As suggested by Thomas, the subcommittee decided not to schedule the matter for a public planning-commission hearing and slipped it onto the city council’s consent calendar instead. In October 2011, council members narrowly defeated the change in a 5-4 procedural vote.

Sacto goes Vegas?

One year later, Thomas and Kouretas successfully arranged Casino Royale’s move to its new, larger quarters. And now casino opponents worry that the small card room might soon metastasize into a resortlike destination.

In his memo to the city council announcing his decision, Shirey said he doesn’t support “co-location of card rooms and will not support a change in law with future applications.”

Shirey also granted the neighborhood and Councilman Kevin McCarty’s request for a formal public review of card-room relocation applications—starting with the next one.

As for why such a process didn’t happen this time, city spokeswoman Linda Tucker said the current ordinance required the city to “respond to an applicant in a timely manner.”

In the meantime, the deal makers behind Casino Royale’s move are already looking to the future.

Shirey’s decision frees Casino Royale’s 15-table operation to set up shop inside a Leisure Lane hotel that has been saddled with dwindling occupancy rates, according to its owner, Kumar Sharma.

“It was just a business decision, because business is so slow,” said Sharma, who initially tried to shepherd Casino Royale to his Clarion Hotel on Arden Way.

Sharma told SN&R that he’s hoping the card room will help the struggling hotel become a “destination resort.”

That term would at least violate the spirit of the city’s card-room regulations, which say the businesses should have only local appeal.

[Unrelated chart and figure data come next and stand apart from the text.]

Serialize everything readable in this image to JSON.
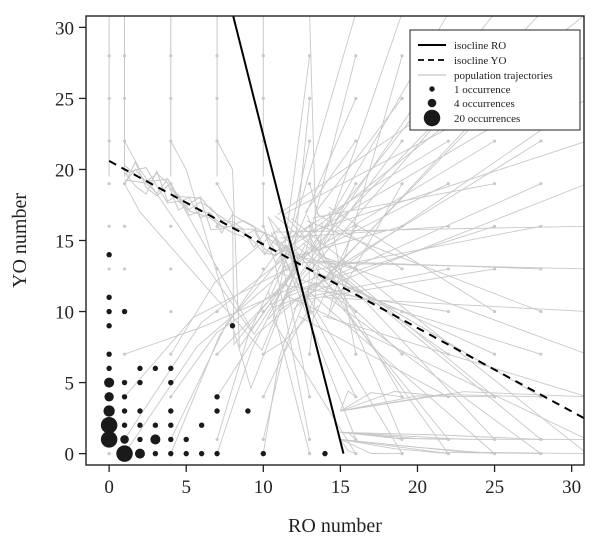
{
  "chart_data": {
    "type": "scatter",
    "xlabel": "RO number",
    "ylabel": "YO number",
    "xlim": [
      -1.5,
      30.8
    ],
    "ylim": [
      -0.8,
      30.8
    ],
    "x_ticks": [
      0,
      5,
      10,
      15,
      20,
      25,
      30
    ],
    "y_ticks": [
      0,
      5,
      10,
      15,
      20,
      25,
      30
    ],
    "isocline_ro": {
      "label": "isocline RO",
      "x": [
        8.0,
        15.2
      ],
      "y": [
        31.0,
        0.0
      ],
      "color": "#000000",
      "style": "solid"
    },
    "isocline_yo": {
      "label": "isocline YO",
      "x": [
        0.0,
        30.8
      ],
      "y": [
        20.6,
        2.5
      ],
      "color": "#000000",
      "style": "dashed"
    },
    "trajectories": {
      "label": "population trajectories",
      "color": "#c8c8c8",
      "grid_x": [
        0,
        1,
        4,
        7,
        10,
        13,
        16,
        19,
        22,
        25,
        28,
        31
      ],
      "grid_y": [
        0,
        1,
        4,
        7,
        10,
        13,
        16,
        19,
        22,
        25,
        28,
        31
      ],
      "equilibrium": [
        12.3,
        13.4
      ]
    },
    "occurrences": {
      "legend": [
        {
          "label": "1 occurrence",
          "count": 1
        },
        {
          "label": "4 occurrences",
          "count": 4
        },
        {
          "label": "20 occurrences",
          "count": 20
        }
      ],
      "color": "#1a1a1a",
      "points": [
        {
          "x": 0,
          "y": 14,
          "n": 1
        },
        {
          "x": 0,
          "y": 11,
          "n": 1
        },
        {
          "x": 0,
          "y": 10,
          "n": 1
        },
        {
          "x": 0,
          "y": 9,
          "n": 1
        },
        {
          "x": 1,
          "y": 10,
          "n": 1
        },
        {
          "x": 0,
          "y": 7,
          "n": 1
        },
        {
          "x": 0,
          "y": 6,
          "n": 1
        },
        {
          "x": 8,
          "y": 9,
          "n": 1
        },
        {
          "x": 0,
          "y": 5,
          "n": 6
        },
        {
          "x": 0,
          "y": 4,
          "n": 5
        },
        {
          "x": 0,
          "y": 3,
          "n": 8
        },
        {
          "x": 0,
          "y": 2,
          "n": 20
        },
        {
          "x": 0,
          "y": 1,
          "n": 20
        },
        {
          "x": 1,
          "y": 0,
          "n": 20
        },
        {
          "x": 1,
          "y": 1,
          "n": 4
        },
        {
          "x": 2,
          "y": 0,
          "n": 6
        },
        {
          "x": 3,
          "y": 1,
          "n": 6
        },
        {
          "x": 1,
          "y": 5,
          "n": 1
        },
        {
          "x": 1,
          "y": 4,
          "n": 1
        },
        {
          "x": 1,
          "y": 3,
          "n": 1
        },
        {
          "x": 1,
          "y": 2,
          "n": 1
        },
        {
          "x": 2,
          "y": 6,
          "n": 1
        },
        {
          "x": 2,
          "y": 5,
          "n": 1
        },
        {
          "x": 2,
          "y": 3,
          "n": 1
        },
        {
          "x": 2,
          "y": 2,
          "n": 1
        },
        {
          "x": 2,
          "y": 1,
          "n": 1
        },
        {
          "x": 3,
          "y": 6,
          "n": 1
        },
        {
          "x": 3,
          "y": 2,
          "n": 1
        },
        {
          "x": 3,
          "y": 0,
          "n": 1
        },
        {
          "x": 4,
          "y": 6,
          "n": 1
        },
        {
          "x": 4,
          "y": 5,
          "n": 1
        },
        {
          "x": 4,
          "y": 3,
          "n": 1
        },
        {
          "x": 4,
          "y": 2,
          "n": 1
        },
        {
          "x": 4,
          "y": 1,
          "n": 1
        },
        {
          "x": 4,
          "y": 0,
          "n": 1
        },
        {
          "x": 5,
          "y": 1,
          "n": 1
        },
        {
          "x": 5,
          "y": 0,
          "n": 1
        },
        {
          "x": 6,
          "y": 2,
          "n": 1
        },
        {
          "x": 6,
          "y": 0,
          "n": 1
        },
        {
          "x": 7,
          "y": 4,
          "n": 1
        },
        {
          "x": 7,
          "y": 3,
          "n": 1
        },
        {
          "x": 7,
          "y": 0,
          "n": 1
        },
        {
          "x": 9,
          "y": 3,
          "n": 1
        },
        {
          "x": 10,
          "y": 0,
          "n": 1
        },
        {
          "x": 14,
          "y": 0,
          "n": 1
        }
      ]
    }
  }
}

Buck-Walsh said this conflict between local hangout and destination resort could expose Casino Royale to legal challenges. She notes that Kouretas and the owner of The Limelight on Alhambra Boulevard are old high-school buddies.

Both operations are represented by Thomas, which only fans conspiracy theories of a “mega card room” even more.

Neither Thomas nor Kouretas responded to SN&R’s requests for comment.

Sharma insists the card-room transfer isn’t a toehold into a bigger gambling footprint at the hotel.

“Even if the law changes, my lease would be only one card room. We don’t have enough room,” he said, before clarifying, “I am only the landlord.”